Die Tour durch die schwule und lesbische Welt der Hansestadt findet zum vierten Mal statt. „Wir bieten diese Führung einmal im Jahr vor dem Christopher Street Day (CSD) in Lübeck an“, sagt Evermann. Der Ursprung ist genauso ungewöhnlich wie die Führung selbst: „Damals hatte ich Kollegen der Aids-Hilfe aus Berlin zu Besuch. Sie waren zum zweiten Mal hier“, erinnert sich Evermann. „Da ich ihnen schon einmal das klassische Lübeck gezeigt hatte, kam ich auf die Idee, ihnen diese Erotikführung anzubieten.“ Daraus entwickelte sich dann die Führung, die von Jahr zu Jahr überarbeitet wird. Über das Erotikkino in der Lederstraße und eine ehemalige Schwulenkneipe geht es in die Clemensstraße, die das ehemalige Rotlichtviertel Lübecks ist. Davon ist nichts mehr übrig. Die Clemensstraße mit ihren Kneipen hat sich zu einem Hotspot für Studenten entwickelt. Dort erzählt Ralf Hotanen von seinem Projekt „schickSAAL*“: „Wir haben das Haus Nummer 7 in der Clemensstraße gekauft und wollen daraus nun ein Hostel mit Kneipe machen“, sagt der Lübecker. Das geschichtsträchtige Haus war das letzte Bordell in der Straße. Es schloss Ende 2006. Trotz der Geschichte hat Ralf Hotanen im Gebäude aber keine besonderen Reliquien gefunden. „Außer 75 Kubikmeter Müll haben wir nichts zu Tage fördern können.“ Am Rathaus, einer der letzten Stationen der erotischen Führung, haben sich bereits mehr als 100 Menschen dem bunten Zug angeschlossen. „Wir haben ein durchaus gemischtes Publikum. Touristen, Schwule und Lesben – und auch einfach interessierte Menschen“, erzählt Evermann. „Gemeinsam teilen wir die Vorfreude auf den CSD!“

Der CSD in Lübeck

Bis Ende der Woche findet in Lübeck die Pride Week statt.
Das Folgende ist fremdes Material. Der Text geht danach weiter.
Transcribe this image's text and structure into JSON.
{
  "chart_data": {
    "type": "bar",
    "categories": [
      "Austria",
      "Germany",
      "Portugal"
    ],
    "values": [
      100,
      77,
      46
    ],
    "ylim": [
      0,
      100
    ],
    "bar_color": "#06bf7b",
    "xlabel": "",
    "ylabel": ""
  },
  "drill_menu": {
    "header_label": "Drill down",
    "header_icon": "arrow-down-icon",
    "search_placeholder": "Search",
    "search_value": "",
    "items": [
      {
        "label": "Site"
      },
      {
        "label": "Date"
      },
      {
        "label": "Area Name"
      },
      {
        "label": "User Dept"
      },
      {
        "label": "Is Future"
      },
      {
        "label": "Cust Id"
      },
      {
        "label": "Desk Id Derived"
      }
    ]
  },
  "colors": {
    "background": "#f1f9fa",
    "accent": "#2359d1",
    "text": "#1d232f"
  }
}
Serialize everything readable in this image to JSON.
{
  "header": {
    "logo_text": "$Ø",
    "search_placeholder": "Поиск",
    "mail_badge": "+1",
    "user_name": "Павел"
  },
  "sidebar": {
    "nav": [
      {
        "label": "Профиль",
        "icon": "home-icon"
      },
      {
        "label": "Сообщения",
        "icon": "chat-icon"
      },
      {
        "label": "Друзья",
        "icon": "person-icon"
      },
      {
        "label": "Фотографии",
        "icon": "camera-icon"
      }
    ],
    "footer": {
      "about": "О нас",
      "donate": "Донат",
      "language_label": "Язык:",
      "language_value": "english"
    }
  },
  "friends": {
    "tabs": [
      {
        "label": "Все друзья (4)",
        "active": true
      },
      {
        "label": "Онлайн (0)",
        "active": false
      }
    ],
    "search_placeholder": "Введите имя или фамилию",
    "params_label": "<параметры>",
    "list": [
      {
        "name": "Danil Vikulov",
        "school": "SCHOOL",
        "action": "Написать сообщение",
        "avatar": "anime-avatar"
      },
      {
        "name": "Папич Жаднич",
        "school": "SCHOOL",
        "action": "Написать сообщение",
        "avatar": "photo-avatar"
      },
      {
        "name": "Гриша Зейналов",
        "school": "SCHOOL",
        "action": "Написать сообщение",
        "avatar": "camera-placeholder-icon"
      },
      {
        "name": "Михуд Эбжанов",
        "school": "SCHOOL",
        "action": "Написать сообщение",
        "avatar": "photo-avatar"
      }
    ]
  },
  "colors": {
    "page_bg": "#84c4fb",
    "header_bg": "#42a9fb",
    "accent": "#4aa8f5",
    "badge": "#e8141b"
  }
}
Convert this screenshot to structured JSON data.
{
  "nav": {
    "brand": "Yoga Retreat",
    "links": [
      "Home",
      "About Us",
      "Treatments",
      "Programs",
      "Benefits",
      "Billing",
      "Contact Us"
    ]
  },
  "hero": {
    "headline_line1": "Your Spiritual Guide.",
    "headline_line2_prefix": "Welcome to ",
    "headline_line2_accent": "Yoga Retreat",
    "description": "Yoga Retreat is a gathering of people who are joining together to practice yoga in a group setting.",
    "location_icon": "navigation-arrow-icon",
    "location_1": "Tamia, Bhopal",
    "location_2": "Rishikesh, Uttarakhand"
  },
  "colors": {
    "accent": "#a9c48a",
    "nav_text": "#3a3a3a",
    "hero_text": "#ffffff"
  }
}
Sie gipfelt im Christopher Street Day (CSD), mit dem in europäischen Städten an gewaltsame Auseinandersetzungen zwischen Polizei und Homosexuellen nach einer Razzia 1969 in New York erinnert wird. Der Lübecker CSD beginnt morgen mit einem Gottesdienst in der Bugenhagenkirche, Karavellenstraße 8. Im Anschluss findet das Warm-up des CSD-Straßenfestes an der Obertrave statt.

Von dort startet am Sonnabend um 13 Uhr die CSD-Parade.